Day 236: Lachrymose Lake

This dictionary page’s header reads “lachrymose lake”. Lachrymose means “tearful, sad”. It makes me think of all the “lady of the lake” mythology. And it’s an interesting selection considering the start of my exploration into artmaking using negative feelings.

Along those lines, the sculpture pieces I’ve been working on this week are coming along well. The first one’s almost done! It’s an illuminated figurative plaster/quilt piece, and I have to say I’m starting to get really excited about sculpture. Which is weird, because I always thought of myself as a painter. But some crazy awesome things could be on the horizon. At this point it’s looking like it’s time to build a workbench in the garage. 🙂

Lowercase L. Not an uppercase i. (Just zoom in and take a peek at all the fun L words if you forget)

The agony and the ecstasy

"Hey, you got any e, man?"

Day 235: Eternal Euphony

After yesterday’s unintentionally inflammatory post and the comments kerfuffle that ensued, I decided to play it safe today by mixing religion and street drug references. 😉

Actually, in case you haven’t guessed, I’m creating a series with the letters “r, s, t, l, n, e” as a nod to Wheel of Fortune (c, d, m & a may follow 😉 ). I’ve always enjoyed word games. Apart from art, spelling and poetry were two of my favorite things as a kid. As an adult, I grew up to collect dictionaries. As a visual artist engaged in using symbols to create evocative pieces, I find the different interpretations of words as symbols highly amusing and endlessly interesting.  

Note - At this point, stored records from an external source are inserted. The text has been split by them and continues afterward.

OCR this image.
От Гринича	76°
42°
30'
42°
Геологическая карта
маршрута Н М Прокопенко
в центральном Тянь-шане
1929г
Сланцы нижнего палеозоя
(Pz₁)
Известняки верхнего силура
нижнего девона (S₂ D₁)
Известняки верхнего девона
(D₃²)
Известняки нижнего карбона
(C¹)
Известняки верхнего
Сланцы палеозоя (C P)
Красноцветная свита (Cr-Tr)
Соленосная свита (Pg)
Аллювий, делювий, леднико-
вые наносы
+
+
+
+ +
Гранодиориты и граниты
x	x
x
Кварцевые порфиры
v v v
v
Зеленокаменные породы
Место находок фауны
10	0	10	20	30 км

This is a great page because it includes some of my favorite words, like ether, etymology, and etiquette. “Euphony” means “an agreeable sound or pronunciation”. So “eternal euphony” would mean an endless agreeable sound. Kinda cool, huh?

My opening comment references the fact that “e” has been used as a term for “ecstasy”, an illicit drug. Yet, if you look up the definition of the word ecstasy, you’ll probably find references to “religious ecstasy”, which is an entirely different thing than chemicals tricking your brain into super happiness…. Or is it? Mwa-ha-haaaaa!

<Disclaimer: Not trying to piss anyone off here, dear readers. I hope you can take a “well, isn’t that interesting?” approach to this piece. But if you’d rather go with a “well, isn’t that special?” reaction, that’s cool too. :)>

"Eternal Euphony", a mini painting with dictionary page on 5x7" canvas.

Torpor Touch

Day 234: Torpor Touch

Okay, so first let me say that A: this is not a cross, and B: I know it really looks like one, but it’s a lowercase t. Seriously. Why lowercase, you ask, when this whole issue could have been avoided by just doing an uppercase T? Because all the other ones in this series are lowercase, alright? Also, I think it’s kind of amusing that it looks like a cross and there happen to be other words on this page like torture and totalitarian. 🙂 Not that I have anything against religion. But it has historically been perverted and used as an excuse for unspeakable acts (i.e. Spanish inquisition). Just sayin’.

I like this piece because the header words together imply a touch that would numb or paralyze, which can be interpreted as either menacing or intriguing (or both). Also this page includes a definition for the “torrid zone”, which is apparently a real phrase applicable to a real place on the earth, as opposed to a reference to the awesomely hilarious Venture Brothers cartoon on Adult Swim. Which would be pretty amazing considering that this dictionary was printed several decades before that cartoon was created.

Time for a brain-teaser! So far I’ve made mini paintings with dictionary pages depicting the letters r, s, t and n. Can you guess which two letters will come next in this sequence? Hint: if you spend your sick days watching the game show network, you might have a leg up on this one.

"Torpor Touch", another 5x7 mini painting with vintage dictionary page.